The story starts in Greece. A young couple sings on the street. He dreams of being a singer; she would like to be a professor, like her mother. A fatality will separate them for a time, and perhaps forever. The mother of the young man had an accident. It’s 1989; these are times both confusing and of change. Without warning, the tale will jump to our time and different characters. An actress and her husband are in crisis; they have a beautiful daughter. Some time later, older, but dressed just as before, the two former youngsters we saw at the beginning will come back into the tale. All kinds of things have happened, even though this might not be obvious, and it’s only then that the whole meaning of the title will be fully grasped.
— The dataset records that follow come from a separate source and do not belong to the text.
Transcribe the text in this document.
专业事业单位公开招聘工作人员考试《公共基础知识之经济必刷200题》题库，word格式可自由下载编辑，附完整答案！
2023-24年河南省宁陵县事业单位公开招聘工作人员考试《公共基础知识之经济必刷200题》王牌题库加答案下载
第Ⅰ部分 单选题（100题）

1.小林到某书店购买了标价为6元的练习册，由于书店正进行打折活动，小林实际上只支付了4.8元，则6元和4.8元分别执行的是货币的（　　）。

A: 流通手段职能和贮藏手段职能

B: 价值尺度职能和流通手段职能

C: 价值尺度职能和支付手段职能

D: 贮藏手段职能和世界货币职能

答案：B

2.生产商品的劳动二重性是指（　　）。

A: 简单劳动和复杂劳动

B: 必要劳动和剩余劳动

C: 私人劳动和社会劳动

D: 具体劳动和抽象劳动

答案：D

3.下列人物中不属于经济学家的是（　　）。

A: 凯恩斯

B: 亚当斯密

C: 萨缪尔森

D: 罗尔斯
Bresson’s influence is not even concealed. The quantity of shots of hands and feet refer aesthetically, and numerically, to the French master. If indeed one of the characters says he has faith while at the same time complains about the complete inattention of the Highest, Schanelec’s film, however, dispenses with the theological plus of Bresson’s cinema. Materialism is absolute, and the contingency of men and things is inescapable. Without divine intervention, redemption is aesthetic and extra-diegetic—a beauty that hasn’t been confiscated yet by the impiety of the world nests in the form, in the extreme purity of each shot, and in the delicacy of a gesture. It is logical then to shudder with the sight a girl licking the wound of her swimming partner, or the confession of a blind father to his son, whom he recognizes immediately as an unmistakable blur.